Aug 15,2017 - Last updated at Aug 15,2017

The modest turnout in the governorate and municipal elections on Tuesday is disappointing to all those who vested great effort in campaigning for decentralisation as part of the country's march towards democratisation. 

The overall voter turnout across the Kingdom was only 31.7 per cent. This is a far cry from what was projected by pundits and observers who viewed the municipal and governorate council elections as critical to democracy in the country and predicted greater voter participation. 

There are several factors which could explain the low voter turnout; among them could be election fatigue, the general mood of despondency during economic hardships, regional tensions and, perhaps, the hot summer weather. 

Yet, some parts of the Kingdom registered encouraging voter participation, such as Ajloun, Jerash, Mafraq, Maan and Karak. 

Amman, however, registered one of the lowest voter turnouts with only around 17 per cent. 

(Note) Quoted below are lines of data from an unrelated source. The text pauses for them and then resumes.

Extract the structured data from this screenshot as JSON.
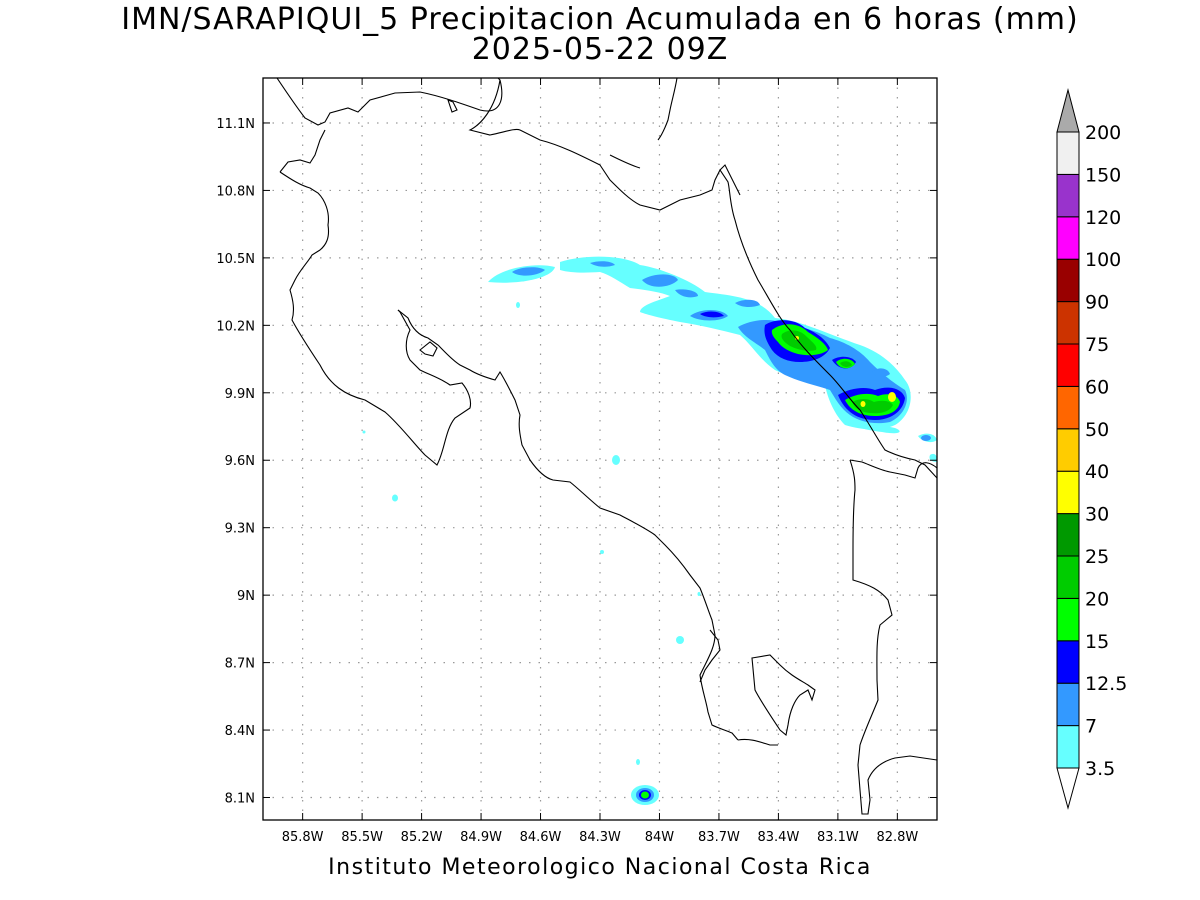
{
  "title_line1": "IMN/SARAPIQUI_5 Precipitacion Acumulada en 6 horas (mm)",
  "title_line2": "2025-05-22 09Z",
  "footer": "Instituto Meteorologico Nacional Costa Rica",
  "map": {
    "lon_min": -86.0,
    "lon_max": -82.6,
    "lat_min": 8.0,
    "lat_max": 11.3,
    "lon_ticks": [
      "85.8W",
      "85.5W",
      "85.2W",
      "84.9W",
      "84.6W",
      "84.3W",
      "84W",
      "83.7W",
      "83.4W",
      "83.1W",
      "82.8W"
    ],
    "lat_ticks": [
      "11.1N",
      "10.8N",
      "10.5N",
      "10.2N",
      "9.9N",
      "9.6N",
      "9.3N",
      "9N",
      "8.7N",
      "8.4N",
      "8.1N"
    ],
    "grid": "dotted"
  },
  "colorbar": {
    "labels": [
      "3.5",
      "7",
      "12.5",
      "15",
      "20",
      "25",
      "30",
      "40",
      "50",
      "60",
      "75",
      "90",
      "100",
      "120",
      "150",
      "200"
    ],
    "colors": [
      "#66ffff",
      "#3399ff",
      "#0000ff",
      "#00ff00",
      "#00cc00",
      "#009900",
      "#ffff00",
      "#ffcc00",
      "#ff6600",
      "#ff0000",
      "#cc3300",
      "#990000",
      "#ff00ff",
      "#9933cc",
      "#f0f0f0",
      "#aaaaaa"
    ]
  }
}
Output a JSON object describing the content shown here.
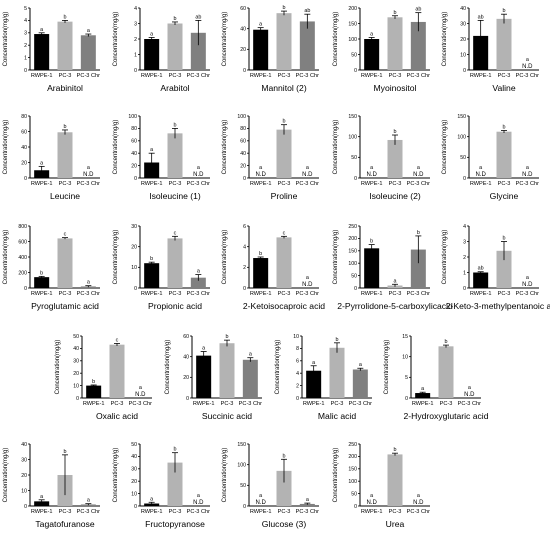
{
  "chart_data": [
    {
      "type": "bar",
      "title": "Arabinitol",
      "ylabel": "Concentration(mg/g)",
      "categories": [
        "RWPE-1",
        "PC-3",
        "PC-3 Chr"
      ],
      "values": [
        2.9,
        3.9,
        2.8
      ],
      "errors": [
        0.1,
        0.1,
        0.1
      ],
      "letters": [
        "a",
        "b",
        "a"
      ],
      "ylim": [
        0,
        5
      ],
      "yticks": [
        0,
        1,
        2,
        3,
        4,
        5
      ],
      "colors": [
        "#000000",
        "#b3b3b3",
        "#808080"
      ]
    },
    {
      "type": "bar",
      "title": "Arabitol",
      "ylabel": "Concentration(mg/g)",
      "categories": [
        "RWPE-1",
        "PC-3",
        "PC-3 Chr"
      ],
      "values": [
        2.0,
        3.0,
        2.4
      ],
      "errors": [
        0.1,
        0.1,
        0.8
      ],
      "letters": [
        "a",
        "b",
        "ab"
      ],
      "ylim": [
        0,
        4
      ],
      "yticks": [
        0,
        1,
        2,
        3,
        4
      ],
      "colors": [
        "#000000",
        "#b3b3b3",
        "#808080"
      ]
    },
    {
      "type": "bar",
      "title": "Mannitol  (2)",
      "ylabel": "Concentration(mg/g)",
      "categories": [
        "RWPE-1",
        "PC-3",
        "PC-3 Chr"
      ],
      "values": [
        39,
        55,
        47
      ],
      "errors": [
        2,
        2,
        7
      ],
      "letters": [
        "a",
        "b",
        "ab"
      ],
      "ylim": [
        0,
        60
      ],
      "yticks": [
        0,
        20,
        40,
        60
      ],
      "colors": [
        "#000000",
        "#b3b3b3",
        "#808080"
      ]
    },
    {
      "type": "bar",
      "title": "Myoinositol",
      "ylabel": "Concentration(mg/g)",
      "categories": [
        "RWPE-1",
        "PC-3",
        "PC-3 Chr"
      ],
      "values": [
        100,
        170,
        155
      ],
      "errors": [
        5,
        5,
        30
      ],
      "letters": [
        "a",
        "b",
        "ab"
      ],
      "ylim": [
        0,
        200
      ],
      "yticks": [
        0,
        50,
        100,
        150,
        200
      ],
      "colors": [
        "#000000",
        "#b3b3b3",
        "#808080"
      ]
    },
    {
      "type": "bar",
      "title": "Valine",
      "ylabel": "Concentration(mg/g)",
      "categories": [
        "RWPE-1",
        "PC-3",
        "PC-3 Chr"
      ],
      "values": [
        22,
        33,
        0
      ],
      "errors": [
        10,
        3,
        0
      ],
      "letters": [
        "ab",
        "b",
        "a"
      ],
      "nd": [
        false,
        false,
        true
      ],
      "nd_label": "N.D",
      "ylim": [
        0,
        40
      ],
      "yticks": [
        0,
        10,
        20,
        30,
        40
      ],
      "colors": [
        "#000000",
        "#b3b3b3",
        "#808080"
      ]
    },
    {
      "type": "bar",
      "title": "Leucine",
      "ylabel": "Concentration(mg/g)",
      "categories": [
        "RWPE-1",
        "PC-3",
        "PC-3 Chr"
      ],
      "values": [
        10,
        59,
        0
      ],
      "errors": [
        5,
        3,
        0
      ],
      "letters": [
        "a",
        "b",
        "a"
      ],
      "nd": [
        false,
        false,
        true
      ],
      "nd_label": "N.D",
      "ylim": [
        0,
        80
      ],
      "yticks": [
        0,
        20,
        40,
        60,
        80
      ],
      "colors": [
        "#000000",
        "#b3b3b3",
        "#808080"
      ]
    },
    {
      "type": "bar",
      "title": "Isoleucine (1)",
      "ylabel": "Concentration(mg/g)",
      "categories": [
        "RWPE-1",
        "PC-3",
        "PC-3 Chr"
      ],
      "values": [
        25,
        72,
        0
      ],
      "errors": [
        15,
        8,
        0
      ],
      "letters": [
        "a",
        "b",
        "a"
      ],
      "nd": [
        false,
        false,
        true
      ],
      "nd_label": "N.D",
      "ylim": [
        0,
        100
      ],
      "yticks": [
        0,
        20,
        40,
        60,
        80,
        100
      ],
      "colors": [
        "#000000",
        "#b3b3b3",
        "#808080"
      ]
    },
    {
      "type": "bar",
      "title": "Proline",
      "ylabel": "Concentration(mg/g)",
      "categories": [
        "RWPE-1",
        "PC-3",
        "PC-3 Chr"
      ],
      "values": [
        0,
        78,
        0
      ],
      "errors": [
        0,
        8,
        0
      ],
      "letters": [
        "a",
        "b",
        "a"
      ],
      "nd": [
        true,
        false,
        true
      ],
      "nd_label": "N.D",
      "ylim": [
        0,
        100
      ],
      "yticks": [
        0,
        20,
        40,
        60,
        80,
        100
      ],
      "colors": [
        "#000000",
        "#b3b3b3",
        "#808080"
      ]
    },
    {
      "type": "bar",
      "title": "Isoleucine (2)",
      "ylabel": "Concentration(mg/g)",
      "categories": [
        "RWPE-1",
        "PC-3",
        "PC-3 Chr"
      ],
      "values": [
        0,
        92,
        0
      ],
      "errors": [
        0,
        12,
        0
      ],
      "letters": [
        "a",
        "b",
        "a"
      ],
      "nd": [
        true,
        false,
        true
      ],
      "nd_label": "N.D",
      "ylim": [
        0,
        150
      ],
      "yticks": [
        0,
        50,
        100,
        150
      ],
      "colors": [
        "#000000",
        "#b3b3b3",
        "#808080"
      ]
    },
    {
      "type": "bar",
      "title": "Glycine",
      "ylabel": "Concentration(mg/g)",
      "categories": [
        "RWPE-1",
        "PC-3",
        "PC-3 Chr"
      ],
      "values": [
        0,
        112,
        0
      ],
      "errors": [
        0,
        3,
        0
      ],
      "letters": [
        "a",
        "b",
        "a"
      ],
      "nd": [
        true,
        false,
        true
      ],
      "nd_label": "N.D",
      "ylim": [
        0,
        150
      ],
      "yticks": [
        0,
        50,
        100,
        150
      ],
      "colors": [
        "#000000",
        "#b3b3b3",
        "#808080"
      ]
    },
    {
      "type": "bar",
      "title": "Pyroglutamic acid",
      "ylabel": "Concentration(mg/g)",
      "categories": [
        "RWPE-1",
        "PC-3",
        "PC-3 Chr"
      ],
      "values": [
        140,
        640,
        20
      ],
      "errors": [
        10,
        10,
        10
      ],
      "letters": [
        "b",
        "c",
        "a"
      ],
      "ylim": [
        0,
        800
      ],
      "yticks": [
        0,
        200,
        400,
        600,
        800
      ],
      "colors": [
        "#000000",
        "#b3b3b3",
        "#808080"
      ]
    },
    {
      "type": "bar",
      "title": "Propionic acid",
      "ylabel": "Concentration(mg/g)",
      "categories": [
        "RWPE-1",
        "PC-3",
        "PC-3 Chr"
      ],
      "values": [
        12,
        24,
        5
      ],
      "errors": [
        0.5,
        1,
        1.5
      ],
      "letters": [
        "b",
        "c",
        "a"
      ],
      "ylim": [
        0,
        30
      ],
      "yticks": [
        0,
        10,
        20,
        30
      ],
      "colors": [
        "#000000",
        "#b3b3b3",
        "#808080"
      ]
    },
    {
      "type": "bar",
      "title": "2-Ketoisocaproic acid",
      "ylabel": "Concentration(mg/g)",
      "categories": [
        "RWPE-1",
        "PC-3",
        "PC-3 Chr"
      ],
      "values": [
        2.9,
        4.9,
        0
      ],
      "errors": [
        0.1,
        0.1,
        0
      ],
      "letters": [
        "b",
        "c",
        "a"
      ],
      "nd": [
        false,
        false,
        true
      ],
      "nd_label": "N.D",
      "ylim": [
        0,
        6
      ],
      "yticks": [
        0,
        2,
        4,
        6
      ],
      "colors": [
        "#000000",
        "#b3b3b3",
        "#808080"
      ]
    },
    {
      "type": "bar",
      "title": "2-Pyrrolidone-5-carboxylicacid",
      "ylabel": "Concentration(mg/g)",
      "categories": [
        "RWPE-1",
        "PC-3",
        "PC-3 Chr"
      ],
      "values": [
        160,
        10,
        155
      ],
      "errors": [
        15,
        5,
        55
      ],
      "letters": [
        "b",
        "a",
        "b"
      ],
      "ylim": [
        0,
        250
      ],
      "yticks": [
        0,
        50,
        100,
        150,
        200,
        250
      ],
      "colors": [
        "#000000",
        "#b3b3b3",
        "#808080"
      ]
    },
    {
      "type": "bar",
      "title": "2-Keto-3-methylpentanoic acid",
      "ylabel": "Concentration(mg/g)",
      "categories": [
        "RWPE-1",
        "PC-3",
        "PC-3 Chr"
      ],
      "values": [
        1.0,
        2.4,
        0
      ],
      "errors": [
        0.05,
        0.6,
        0
      ],
      "letters": [
        "ab",
        "b",
        "a"
      ],
      "nd": [
        false,
        false,
        true
      ],
      "nd_label": "N.D",
      "ylim": [
        0,
        4
      ],
      "yticks": [
        0,
        1,
        2,
        3,
        4
      ],
      "colors": [
        "#000000",
        "#b3b3b3",
        "#808080"
      ]
    },
    {
      "type": "bar",
      "title": "Oxalic acid",
      "ylabel": "Concentration(mg/g)",
      "categories": [
        "RWPE-1",
        "PC-3",
        "PC-3 Chr"
      ],
      "values": [
        10,
        43,
        0
      ],
      "errors": [
        0.5,
        1,
        0
      ],
      "letters": [
        "b",
        "c",
        "a"
      ],
      "nd": [
        false,
        false,
        true
      ],
      "nd_label": "N.D",
      "ylim": [
        0,
        50
      ],
      "yticks": [
        0,
        10,
        20,
        30,
        40,
        50
      ],
      "colors": [
        "#000000",
        "#b3b3b3",
        "#808080"
      ]
    },
    {
      "type": "bar",
      "title": "Succinic acid",
      "ylabel": "Concentration(mg/g)",
      "categories": [
        "RWPE-1",
        "PC-3",
        "PC-3 Chr"
      ],
      "values": [
        41,
        53,
        37
      ],
      "errors": [
        4,
        3,
        2
      ],
      "letters": [
        "a",
        "b",
        "a"
      ],
      "ylim": [
        0,
        60
      ],
      "yticks": [
        0,
        20,
        40,
        60
      ],
      "colors": [
        "#000000",
        "#b3b3b3",
        "#808080"
      ]
    },
    {
      "type": "bar",
      "title": "Malic acid",
      "ylabel": "Concentration(mg/g)",
      "categories": [
        "RWPE-1",
        "PC-3",
        "PC-3 Chr"
      ],
      "values": [
        4.4,
        8.1,
        4.6
      ],
      "errors": [
        0.8,
        0.8,
        0.2
      ],
      "letters": [
        "a",
        "b",
        "a"
      ],
      "ylim": [
        0,
        10
      ],
      "yticks": [
        0,
        2,
        4,
        6,
        8,
        10
      ],
      "colors": [
        "#000000",
        "#b3b3b3",
        "#808080"
      ]
    },
    {
      "type": "bar",
      "title": "2-Hydroxyglutaric acid",
      "ylabel": "Concentration(mg/g)",
      "categories": [
        "RWPE-1",
        "PC-3",
        "PC-3 Chr"
      ],
      "values": [
        1.2,
        12.5,
        0
      ],
      "errors": [
        0.2,
        0.3,
        0
      ],
      "letters": [
        "a",
        "b",
        "a"
      ],
      "nd": [
        false,
        false,
        true
      ],
      "nd_label": "N.D",
      "ylim": [
        0,
        15
      ],
      "yticks": [
        0,
        5,
        10,
        15
      ],
      "colors": [
        "#000000",
        "#b3b3b3",
        "#808080"
      ]
    },
    {
      "type": "bar",
      "title": "Tagatofuranose",
      "ylabel": "Concentration(mg/g)",
      "categories": [
        "RWPE-1",
        "PC-3",
        "PC-3 Chr"
      ],
      "values": [
        3,
        20,
        1
      ],
      "errors": [
        1,
        13,
        0.5
      ],
      "letters": [
        "a",
        "b",
        "a"
      ],
      "ylim": [
        0,
        40
      ],
      "yticks": [
        0,
        10,
        20,
        30,
        40
      ],
      "colors": [
        "#000000",
        "#b3b3b3",
        "#808080"
      ]
    },
    {
      "type": "bar",
      "title": "Fructopyranose",
      "ylabel": "Concentration(mg/g)",
      "categories": [
        "RWPE-1",
        "PC-3",
        "PC-3 Chr"
      ],
      "values": [
        2,
        35,
        0
      ],
      "errors": [
        1,
        8,
        0
      ],
      "letters": [
        "a",
        "b",
        "a"
      ],
      "nd": [
        false,
        false,
        true
      ],
      "nd_label": "N.D",
      "ylim": [
        0,
        50
      ],
      "yticks": [
        0,
        10,
        20,
        30,
        40,
        50
      ],
      "colors": [
        "#000000",
        "#b3b3b3",
        "#808080"
      ]
    },
    {
      "type": "bar",
      "title": "Glucose (3)",
      "ylabel": "Concentration(mg/g)",
      "categories": [
        "RWPE-1",
        "PC-3",
        "PC-3 Chr"
      ],
      "values": [
        0,
        85,
        5
      ],
      "errors": [
        0,
        28,
        2
      ],
      "letters": [
        "a",
        "b",
        "a"
      ],
      "nd": [
        true,
        false,
        false
      ],
      "nd_label": "N.D",
      "ylim": [
        0,
        150
      ],
      "yticks": [
        0,
        50,
        100,
        150
      ],
      "colors": [
        "#000000",
        "#b3b3b3",
        "#808080"
      ]
    },
    {
      "type": "bar",
      "title": "Urea",
      "ylabel": "Concentration(mg/g)",
      "categories": [
        "RWPE-1",
        "PC-3",
        "PC-3 Chr"
      ],
      "values": [
        0,
        208,
        0
      ],
      "errors": [
        0,
        5,
        0
      ],
      "letters": [
        "a",
        "b",
        "a"
      ],
      "nd": [
        true,
        false,
        true
      ],
      "nd_label": "N.D",
      "ylim": [
        0,
        250
      ],
      "yticks": [
        0,
        50,
        100,
        150,
        200,
        250
      ],
      "colors": [
        "#000000",
        "#b3b3b3",
        "#808080"
      ]
    }
  ]
}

The government did all it could to facilitate and encourage citizens’ participation, and while there were a few instances of disturbance or interruption, the overall picture was orderly, calm and efficient. 

Perhaps, the biggest reason for the low voter turnout could be the fact that the people of Jordan are not used to local elections, having been more focused on parliamentary elections in which competition is generally stiff. 

Local elections are a learning process and there is little doubt that the next round of local polls will garner greater participation. 

 

Once the final outcome of Tuesday's elections are known, the people will realise what difference an elected representative can make in promoting and protecting the interests of their cities, towns and villages.